Coinbase CEO Brian Armstrong says crypto adoption won’t come from belief — but from invisible infrastructure users rely on without realizing it.
Brian Armstrong, CEO of Coinbase, is reframing adoption not as belief but as silent utility. Rather than waiting for people to become crypto fans, he argues many will be using it without knowing they are doing so — a shift from ideology to invisible infrastructure.
Adoption Isn’t Belief — It’s Integration
Armstrong’s comments reflect a broader reality facing crypto today: the narrative is no longer whether skeptics accept crypto, but whether they use it in everyday tech and services without labeling it as such— through transparent, utility-driven systems.
At a recent talk, Armstrong predicted that people who loudly dismiss crypto will eventually interact with blockchain-based systems from payments to settlement rails and digital identity and often powered by blockchain-based payment infrastructure without ever calling it “crypto.” The implication? Widespread adoption won’t be borne of evangelism, but of integration. This is a fundamental departure from the old argument that mainstream acceptance depends on ideological conversion.
Invisible Crypto: The Infrastructure Layer
Armstrong’s viewpoint aligns with how much of today’s digital economy is actually built: users interact with tools, not the mechanics beneath them. Most people use:
digital payments every day without knowing the backend rails;
cloud services that rely on distributed data and consensus layers;
wallets that connect to blockchains through simple, abstracted interfaces.

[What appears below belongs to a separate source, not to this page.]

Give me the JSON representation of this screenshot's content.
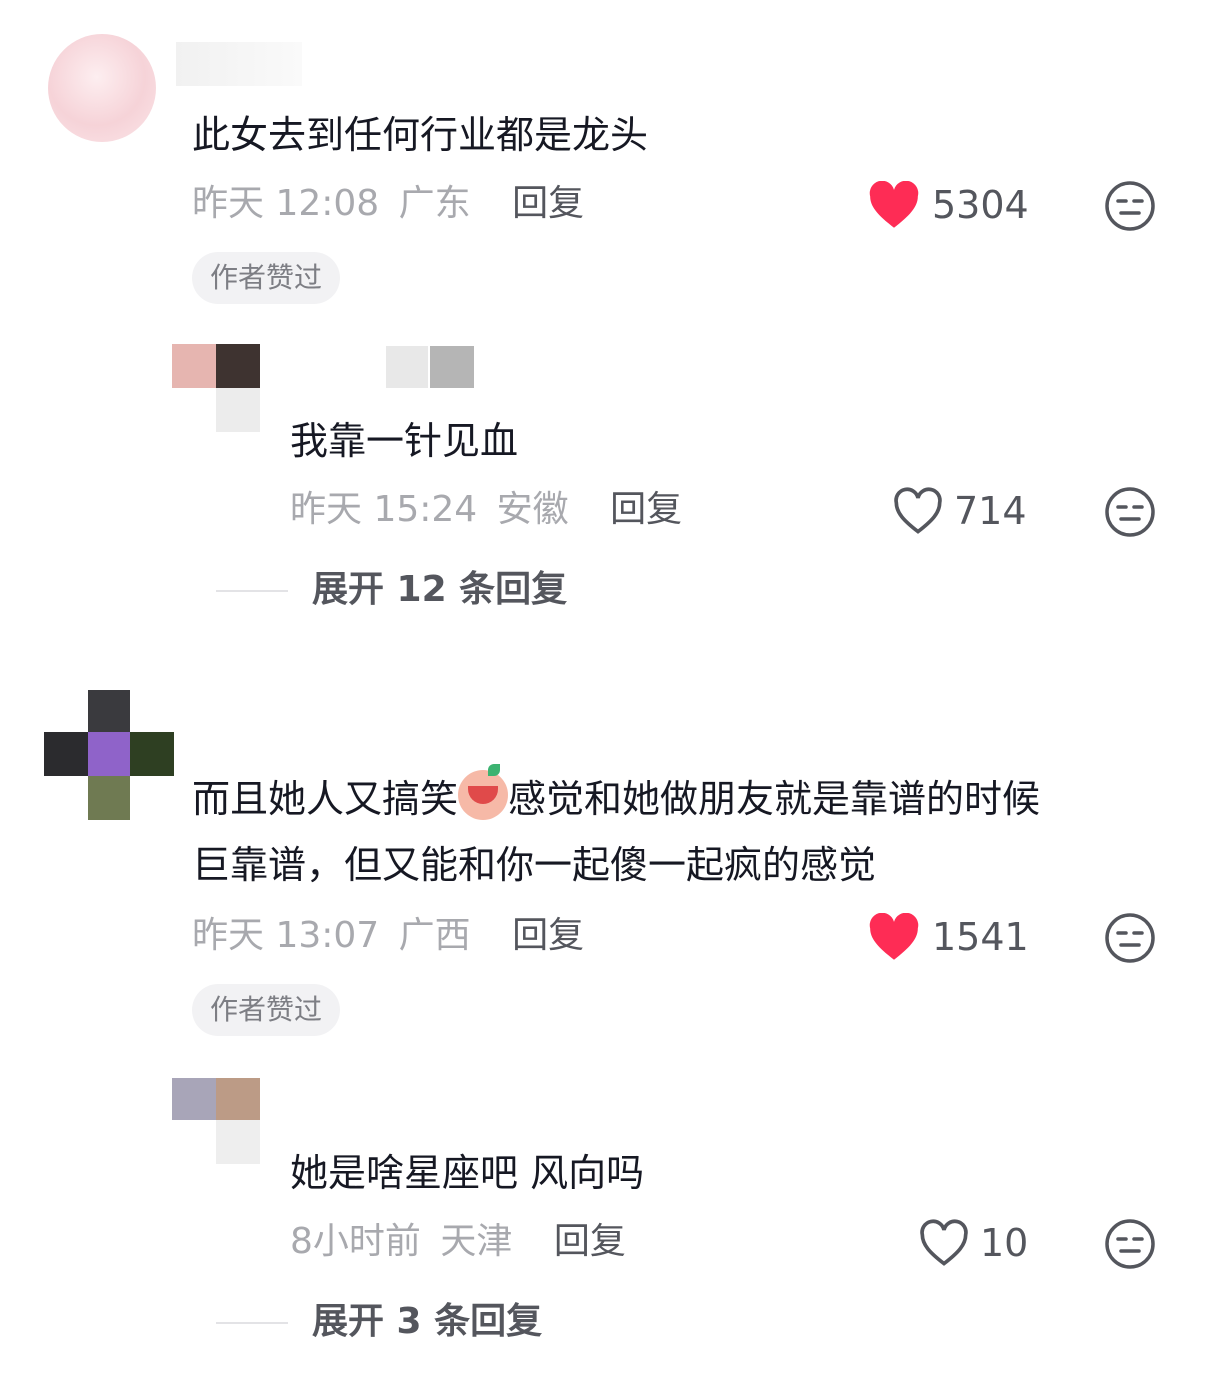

In this sense, crypto stops being a choice and becomes a default layer powering products. That’s a more durable path to adoption than asking people to “believe in crypto.”
Why Crypto “Haters” Might Already Be Using It
A lot of the services people consider mainstream — borderless payouts, loyalty rewards, provably fair systems — have crypto building blocks underneath. In online gambling and iGaming, especially:
Provably fair games use cryptographic verification even casual players don’t think about.
Instant settlements on chain feel like fast payouts, but players don’t label them as crypto mechanics.
Smart wallets abstract the blockchain entirely, yet handle crypto value transfers.
So someone could be using a blockchain-based wallet for gaming or staking rewards without thinking they “use crypto.” Armstrong is simply naming what the technology itself has been doing for years.
What This Means for the Industry
Armstrong’s point isn’t merely philosophical. It's strategic. The shift from ideological adoption to invisible consumption changes how products should be built and marketed:
Infrastructure wins over evangelism. Platforms that embed blockchain functionality without asking users to learn new paradigms are more likely to scale.
Regulation tightens around use cases, not beliefs. As more systems embed crypto mechanics, regulators will focus on consumer protection and transparency and not theoretical debates about value.
iGaming and fintech converge. Games, payouts, settlements, identity management — all become areas where crypto quietly adds utility.
This implicitly reframes the industry’s mission: crypto’s success will be measured by silent utility, not loud allegiance.
So, Will the Critics Really Use Crypto?
If history is any guide, yes — but not in the way critics fear.
People don’t need to be “crypto believers” to use blockchain-based services. They just need frictionless products that solve real problems: faster settlements, transparent mechanics, smoother payouts, and secure identity.
In that sense, Armstrong’s prediction is less about people changing their minds — and more about crypto becoming so ubiquitous that questions about whether someone is crypto-friendly become irrelevant.
Adoption Through Utility
Armstrong is reminding the industry that crypto doesn’t need approval — it needs integration.
Once the skeptics start using it as an everyday utility without noticing, adoption isn’t happening — it’s already happened.